The medical workers must strictly follow hygiene and infection control standards in healthcare facilities and the medical procedure protocols to reduce the transmission risks. They must take a better control of hospital infection by practicing good personal protection measures, hand hygiene, ward management, environmental disinfection and waste management. Pre-examination and triage office/station: wear protective work clothes, work caps, medical surgical masks, etc. Outpatient, emergency, fever outpatient and isolation ward: during daily consultations and rounds, wear protective work clothes, work caps, medical surgical masks, etc.; when contacting blood, body fluids, secretions or excreta, wear latex gloves; when performing operations/procedures that may incur aerosol or body fluid splashing such as tracheal intubation, airway care and sputum suction, wear N95 masks, facial screens, latex gloves, impermeable isolation clothing, protective clothing and respirator if necessary. The visitation control system should be strictly implemented for the patients in isolation.
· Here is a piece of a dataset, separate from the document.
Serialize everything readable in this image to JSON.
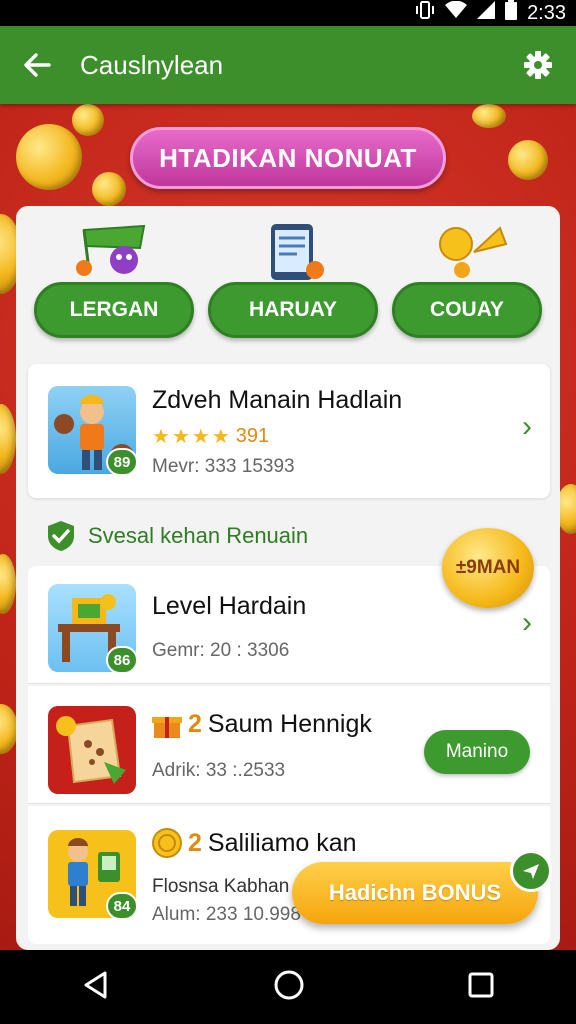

If it is necessary to visit a patient, the visiting personnel should be instructed for proper personal protection measures according to the relevant regulations.
Why do the medical staff of fever clinic wear protective clothing in consultations?
(1) Medical personnel are the main force of epidemic prevention and control. Only when they do well in personal protection can they help patients better.
(2) In order to ensure the health and occupational safety of medical workers so that they can detect and rescue suspected cases in time and effectively, the prevention and control measures and nosocomial infection control must be enhanced in all levels of hospitals, and the protection of medical workers should be strengthened by monitoring their health and providing care and support.